Forty-eight hours on the road through grey November rain, the blower on the dashboard sweeping warm air across my face. The smell of rain, the low fields along the Skagit inundated with water. Flooded pastures, and occasionally an unhappy-looking horse or cow. Offramps: gas stations, motels, diners whose decor and menus haven't visibly changed since 1965. Chicken-fried steak, a scoop of chalk-white mashed potato, mixed frozen vegetables, "salad" composed of iceberg lettuce, dressing (ranch; Thousand Island), and croutons. A stoneware mug of hot but watery coffee. Lemon pie, a wedge cut from a bigger pie in the reflecting case behind the counter, or an individually plated portion covered with cling wrap. The motion of the waitress' arm absurdly birdlike as she removes the wrap from the plate, an "unthought gesture" beautiful in its own way.
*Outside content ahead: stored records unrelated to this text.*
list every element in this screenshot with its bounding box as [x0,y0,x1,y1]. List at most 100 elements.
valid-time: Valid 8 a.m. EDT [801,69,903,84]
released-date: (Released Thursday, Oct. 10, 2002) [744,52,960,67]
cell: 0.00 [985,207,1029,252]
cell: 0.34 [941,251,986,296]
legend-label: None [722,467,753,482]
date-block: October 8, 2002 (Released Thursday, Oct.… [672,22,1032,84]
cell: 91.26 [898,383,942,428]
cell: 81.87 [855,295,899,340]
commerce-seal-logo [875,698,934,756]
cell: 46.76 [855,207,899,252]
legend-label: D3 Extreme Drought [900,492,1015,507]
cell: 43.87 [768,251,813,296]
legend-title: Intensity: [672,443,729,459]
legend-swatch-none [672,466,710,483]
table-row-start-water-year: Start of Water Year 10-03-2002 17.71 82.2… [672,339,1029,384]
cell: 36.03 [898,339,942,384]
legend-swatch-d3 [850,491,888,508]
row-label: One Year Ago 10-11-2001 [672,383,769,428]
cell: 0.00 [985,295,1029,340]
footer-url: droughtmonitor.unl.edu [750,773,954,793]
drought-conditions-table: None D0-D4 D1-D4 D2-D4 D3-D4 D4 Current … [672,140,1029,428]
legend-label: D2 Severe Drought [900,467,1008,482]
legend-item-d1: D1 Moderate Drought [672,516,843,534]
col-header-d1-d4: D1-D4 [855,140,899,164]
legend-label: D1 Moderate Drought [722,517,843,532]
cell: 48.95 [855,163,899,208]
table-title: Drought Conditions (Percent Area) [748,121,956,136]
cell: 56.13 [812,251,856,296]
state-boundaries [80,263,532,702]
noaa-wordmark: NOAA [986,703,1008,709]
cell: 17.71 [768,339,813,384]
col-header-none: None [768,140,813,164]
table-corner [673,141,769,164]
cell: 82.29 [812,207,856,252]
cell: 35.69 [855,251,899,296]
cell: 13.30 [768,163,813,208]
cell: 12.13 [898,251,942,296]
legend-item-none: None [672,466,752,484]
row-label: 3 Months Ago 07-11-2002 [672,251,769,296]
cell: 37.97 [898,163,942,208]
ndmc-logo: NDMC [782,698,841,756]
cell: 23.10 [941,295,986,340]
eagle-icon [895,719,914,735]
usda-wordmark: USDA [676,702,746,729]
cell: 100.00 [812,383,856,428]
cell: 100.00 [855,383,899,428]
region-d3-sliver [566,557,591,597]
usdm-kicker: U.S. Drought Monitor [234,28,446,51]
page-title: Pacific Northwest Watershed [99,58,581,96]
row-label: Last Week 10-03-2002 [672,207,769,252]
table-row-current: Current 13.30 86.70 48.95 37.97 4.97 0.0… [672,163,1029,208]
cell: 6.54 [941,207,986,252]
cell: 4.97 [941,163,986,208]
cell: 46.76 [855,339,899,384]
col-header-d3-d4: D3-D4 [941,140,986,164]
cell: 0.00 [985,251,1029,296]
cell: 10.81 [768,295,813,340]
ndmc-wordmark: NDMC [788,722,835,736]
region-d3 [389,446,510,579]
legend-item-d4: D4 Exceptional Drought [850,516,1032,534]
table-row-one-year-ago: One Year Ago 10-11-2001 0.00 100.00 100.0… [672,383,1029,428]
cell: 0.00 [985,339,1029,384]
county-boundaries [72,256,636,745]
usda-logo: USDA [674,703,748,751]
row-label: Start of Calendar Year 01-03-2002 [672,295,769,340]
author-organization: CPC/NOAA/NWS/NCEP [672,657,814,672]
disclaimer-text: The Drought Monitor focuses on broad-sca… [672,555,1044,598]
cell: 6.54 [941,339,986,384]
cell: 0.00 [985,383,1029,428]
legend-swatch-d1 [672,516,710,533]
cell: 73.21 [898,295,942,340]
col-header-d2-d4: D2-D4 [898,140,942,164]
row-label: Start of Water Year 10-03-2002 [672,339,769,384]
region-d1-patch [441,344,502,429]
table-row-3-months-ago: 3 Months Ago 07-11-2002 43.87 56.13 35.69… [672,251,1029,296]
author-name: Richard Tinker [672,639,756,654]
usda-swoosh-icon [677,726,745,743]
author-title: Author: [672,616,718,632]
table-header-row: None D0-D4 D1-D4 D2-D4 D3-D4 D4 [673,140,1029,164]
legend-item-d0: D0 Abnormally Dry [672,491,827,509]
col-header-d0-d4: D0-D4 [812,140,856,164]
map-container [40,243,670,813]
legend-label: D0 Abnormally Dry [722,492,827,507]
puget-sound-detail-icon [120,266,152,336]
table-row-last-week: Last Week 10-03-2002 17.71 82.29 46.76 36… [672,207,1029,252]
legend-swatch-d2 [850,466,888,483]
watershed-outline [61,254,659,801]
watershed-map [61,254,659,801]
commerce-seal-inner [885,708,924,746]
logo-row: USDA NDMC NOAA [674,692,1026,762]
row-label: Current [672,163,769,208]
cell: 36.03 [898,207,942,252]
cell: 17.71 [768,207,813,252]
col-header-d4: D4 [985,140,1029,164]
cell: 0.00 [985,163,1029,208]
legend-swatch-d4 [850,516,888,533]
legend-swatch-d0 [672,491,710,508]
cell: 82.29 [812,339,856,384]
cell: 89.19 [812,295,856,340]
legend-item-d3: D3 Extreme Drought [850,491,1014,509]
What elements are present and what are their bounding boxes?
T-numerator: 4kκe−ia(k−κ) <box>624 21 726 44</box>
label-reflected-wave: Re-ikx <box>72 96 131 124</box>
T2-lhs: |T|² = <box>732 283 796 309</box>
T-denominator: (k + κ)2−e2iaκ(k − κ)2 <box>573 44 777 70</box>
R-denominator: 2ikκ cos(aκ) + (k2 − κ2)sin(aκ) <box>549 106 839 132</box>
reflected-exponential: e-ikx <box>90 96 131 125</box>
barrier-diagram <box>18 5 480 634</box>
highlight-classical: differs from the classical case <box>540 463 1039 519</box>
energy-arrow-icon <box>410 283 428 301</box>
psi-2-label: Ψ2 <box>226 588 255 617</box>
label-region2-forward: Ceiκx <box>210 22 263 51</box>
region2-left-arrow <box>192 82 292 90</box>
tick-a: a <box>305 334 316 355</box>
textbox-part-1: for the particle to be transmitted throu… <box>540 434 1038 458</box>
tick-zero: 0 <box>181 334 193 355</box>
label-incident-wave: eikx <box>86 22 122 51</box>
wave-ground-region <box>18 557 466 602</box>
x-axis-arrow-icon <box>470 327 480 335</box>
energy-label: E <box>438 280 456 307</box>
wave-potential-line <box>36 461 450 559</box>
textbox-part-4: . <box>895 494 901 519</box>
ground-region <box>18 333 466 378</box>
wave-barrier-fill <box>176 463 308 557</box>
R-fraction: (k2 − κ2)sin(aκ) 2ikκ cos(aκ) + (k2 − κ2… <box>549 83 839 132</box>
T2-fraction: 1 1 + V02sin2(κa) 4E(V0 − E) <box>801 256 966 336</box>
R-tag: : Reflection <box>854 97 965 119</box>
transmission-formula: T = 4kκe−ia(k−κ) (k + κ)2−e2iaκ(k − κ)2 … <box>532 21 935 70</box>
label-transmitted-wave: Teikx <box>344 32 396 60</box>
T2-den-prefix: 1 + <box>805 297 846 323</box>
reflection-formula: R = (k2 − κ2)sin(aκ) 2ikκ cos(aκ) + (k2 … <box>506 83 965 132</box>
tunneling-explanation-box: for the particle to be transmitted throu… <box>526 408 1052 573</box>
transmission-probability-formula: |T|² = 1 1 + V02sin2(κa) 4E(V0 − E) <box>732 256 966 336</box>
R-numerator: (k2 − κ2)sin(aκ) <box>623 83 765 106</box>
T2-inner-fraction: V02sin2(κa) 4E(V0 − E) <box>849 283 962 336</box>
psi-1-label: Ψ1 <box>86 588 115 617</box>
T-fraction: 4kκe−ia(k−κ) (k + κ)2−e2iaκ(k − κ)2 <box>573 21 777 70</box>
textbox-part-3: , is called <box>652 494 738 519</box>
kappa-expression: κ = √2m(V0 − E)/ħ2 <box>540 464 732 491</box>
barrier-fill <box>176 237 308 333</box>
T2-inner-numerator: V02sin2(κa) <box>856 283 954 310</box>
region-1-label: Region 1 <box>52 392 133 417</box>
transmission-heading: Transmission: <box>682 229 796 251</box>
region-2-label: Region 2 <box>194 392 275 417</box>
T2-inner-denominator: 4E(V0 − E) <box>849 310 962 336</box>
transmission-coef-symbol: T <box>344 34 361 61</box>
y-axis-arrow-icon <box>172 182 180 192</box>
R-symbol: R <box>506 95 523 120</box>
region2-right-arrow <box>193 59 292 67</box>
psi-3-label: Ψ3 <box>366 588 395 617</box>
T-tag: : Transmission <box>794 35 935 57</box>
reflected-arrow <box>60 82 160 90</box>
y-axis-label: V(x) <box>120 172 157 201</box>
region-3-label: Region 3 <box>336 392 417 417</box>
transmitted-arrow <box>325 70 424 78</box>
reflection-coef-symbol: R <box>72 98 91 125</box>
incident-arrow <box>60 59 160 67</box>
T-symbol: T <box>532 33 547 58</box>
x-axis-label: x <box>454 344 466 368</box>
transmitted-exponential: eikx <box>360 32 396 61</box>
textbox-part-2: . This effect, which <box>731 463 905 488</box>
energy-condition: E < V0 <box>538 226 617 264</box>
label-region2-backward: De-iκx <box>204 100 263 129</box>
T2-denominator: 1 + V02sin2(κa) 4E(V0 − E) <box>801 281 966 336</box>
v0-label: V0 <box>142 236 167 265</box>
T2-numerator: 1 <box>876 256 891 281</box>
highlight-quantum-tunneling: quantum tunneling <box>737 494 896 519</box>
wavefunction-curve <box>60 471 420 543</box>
Lake Washington's floating bridges, Stephen Morrissey or the Smiths somehow appropriate for the sensation of taking flight over water. The oncoming traffic with its headlights on. The tidal slough in Everett by the freeway; the logs stacked beside the sawmill; yellow folklifts trundling to and fro under the lumber yard's big, bright lights. Thrift-store interiors, the in-house stereo system inevitably playing the Electric Light Orchestra, Fleetwood Mac, Toto, or Foreigner. Fellow booksellers, most glad to see me. Leaning on the end of the big wooden counter at Magus Books while my purchases are tallied, trading gossip and watching one of the staff buy a stack of recent trade fiction from the last scout of the day. Outside, darkness and rain, a few UW students hurrying past. The UW Bookstore bright and quiet like Spielberg's mother ship. Down a block, in the alley by the Allegro Cafe, a restless queue for the food bank, men and women in dark clothes. No umbrellas, heads bowed against the torrential rain, some with pack sacks or shoulder bags: ripped, patched, soaked through. Inside the cafe, just out of sight of the line-up, students on their laptops: term papers, IM chat, Internet poker. The screens' light reflected in the cafe's big windows, which in turn reflect the wind and rain outside.